Sunday, May 4, 2014
Hollow City by Ransom Riggs
You can read my review of Miss Peregrine's Home for Peculiar Children here.
(Some spoilers from Book 1 follow)
Wow, it's been 3 years since the first book was published. It was a story of a boy named Jacob. His grandfather always told him stories of the peculiar children who live on an island in the care of Miss Peregrine. Jacob stopped believing in the stories after he grew up. When his grandfather passed away, he decided to travel to the island featured in the stories. There, he met evil creatures called hollowgasts who want to eat peculiar children, and the twisted wights who want to steal their souls for their own evil purposes. He also found that Miss Peregrine and all her charges were real, and still the same age as when his grandfather knew them.

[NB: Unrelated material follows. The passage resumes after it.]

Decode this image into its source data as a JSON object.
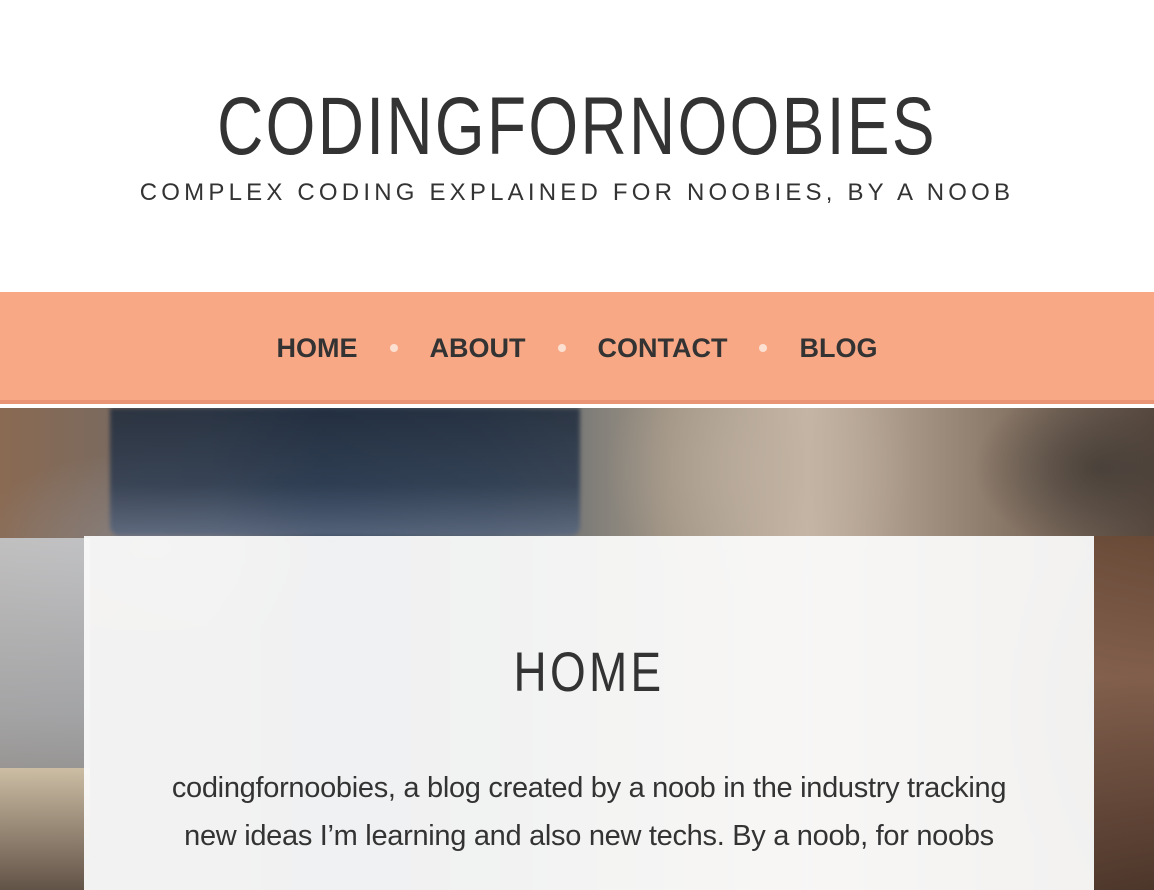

They live inside a time loop, where they are safe from wights and hollowgasts, and where they remain the same age forever. At the end of Miss Peregrine, their loop is invaded. The wights force them to flee their island to England, which is in the middle of the blitzkrieg of World War II. Even worse, after being apprehended by the wights, Miss Peregrine is stuck in her bird form until they can find another ymbrne (The bird ladies who watch over peculiar children) to help her.
Now, the children are on the run. With help from their book of stories detailing famous peculiars, they reach the time loop where Miss Wren keeps her menagerie. Unfortunately, the animals of the menagerie have long been oppressed by normal humans and only a few remain. A bulldog named Adelaide directs them to London, which is being evacuated because of the bombings.
Along the way, they encounter a hollowgast inside a time loop, which should be impossible. They are nearly captured by wights, but must fight their way out. If they don't reach a ymbrne in time, Miss Peregrine may be stuck as a bird forever. Then, the children will never be able to re-enter their loop, and Jacob will be permanently stuck in the past.
This book contained a lot more action than the first. That one set up a lot of the story and introduced the characters, but a lot more happened once the basics were out of the way. Additionally, I thought that some of the pictures from the first book didn't actually tie into the story. In Hollow City, everything fits. Something or someone is described, and you know a picture will be soon to come. My minor issue is that there are a lot of landscapes and such in this book, which is boring compared to the peculiar pictures. Even so, the old black and white images definitely make the Miss Peregrine books what they are. They add a lot of interest and atmosphere to the story. I only hope that Ransom Riggs doesn't take as long to put out a third book.